At this point, there seems to be little reason to believe vaccines will get us to that 70% immunity goal needed to get us to herd immunity because so many people are reluctant to get it. Right now, 31% of the population is fully vaccinated, and approximately 10% have officially been sick with COVID-19. Demand has been dying down already around the United States. 

Worth noting: Currently in the United States,1.8% of people officially diagnosed with COVID-19 have died. If trends continue, for every 10% of the population that gets sick rather than gets the vaccine, 600,000 will die. Fatalities have been trending downward as treatment gets better, so let's optimistically cut that number in half going forward. 300,000 is still a lot of people. A lot.
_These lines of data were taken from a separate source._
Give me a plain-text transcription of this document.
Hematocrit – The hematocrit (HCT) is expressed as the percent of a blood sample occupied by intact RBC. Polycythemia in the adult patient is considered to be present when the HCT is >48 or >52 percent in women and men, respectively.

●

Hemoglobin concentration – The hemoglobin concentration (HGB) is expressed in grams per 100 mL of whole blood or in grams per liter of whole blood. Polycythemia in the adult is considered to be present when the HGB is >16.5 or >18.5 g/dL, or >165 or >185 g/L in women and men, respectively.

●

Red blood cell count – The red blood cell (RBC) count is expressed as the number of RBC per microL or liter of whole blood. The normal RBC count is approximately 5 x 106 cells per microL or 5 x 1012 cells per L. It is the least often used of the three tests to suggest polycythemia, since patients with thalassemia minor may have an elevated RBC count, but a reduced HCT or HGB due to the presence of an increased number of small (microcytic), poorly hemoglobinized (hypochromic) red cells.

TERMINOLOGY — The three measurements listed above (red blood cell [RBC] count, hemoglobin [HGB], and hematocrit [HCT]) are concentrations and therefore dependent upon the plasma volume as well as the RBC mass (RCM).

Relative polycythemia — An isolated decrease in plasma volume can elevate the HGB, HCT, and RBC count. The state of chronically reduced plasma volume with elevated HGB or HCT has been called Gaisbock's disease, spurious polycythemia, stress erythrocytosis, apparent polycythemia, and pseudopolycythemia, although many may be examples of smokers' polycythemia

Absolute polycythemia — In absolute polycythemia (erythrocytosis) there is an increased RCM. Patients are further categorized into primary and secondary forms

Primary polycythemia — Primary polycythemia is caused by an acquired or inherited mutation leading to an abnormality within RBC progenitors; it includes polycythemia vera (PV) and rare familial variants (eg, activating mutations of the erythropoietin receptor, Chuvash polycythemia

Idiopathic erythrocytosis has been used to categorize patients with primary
Odds are good we are going to need 20% to 30% of people to have natural immunity to get us to the 70% mark. That's a lot of people dying on our way there.  Meanwhile, 4,000 deaths have been reported to the CDC following COVID-19 vaccinations after 30% of the population has been fully vaccinated. The CDC studies those reports, because the report simply shows correlation. The CDC looks to find causation. There are 23 cases of fatal blood clots following the Johnson and Johnson vaccine in which the vaccine appears to have caused it; otherwise, the deaths appear to be unrelated to the vaccine. 

So there you have it. My current database. Like I said, feel free to help me expand it by correcting me where I am wrong or confirming me where I am right. 

Just... do it with grace and truth. 

[1] It’s unpredictable, to be sure. I know entire families who got it, and in some cases each person has wildly different symptoms and severity, and some who were young and healthy got laid out hard for a week, and came back slow. Others barely felt it. Weird.  

[2] “Understanding Death Data Quality: Cause of Death from Death Certificates.”

“Instructions for Classifying Underlying And Multiple Causes Of Death.”

“Reporting and Coding Deaths Due to COVID-19.”

“Guidance for Certifying Deaths Due to Coronavirus Disease 2019 (COVID–19).”

[3] You can see how the CDC records deaths here “Provisional Death Counts for Coronavirus Disease 2019 (COVID-19)” and here“Guidance for Certifying Deaths Due to Coronavirus Disease 2019 (COVID–19)”. It’s all right there in the open. Nothing secretive about it.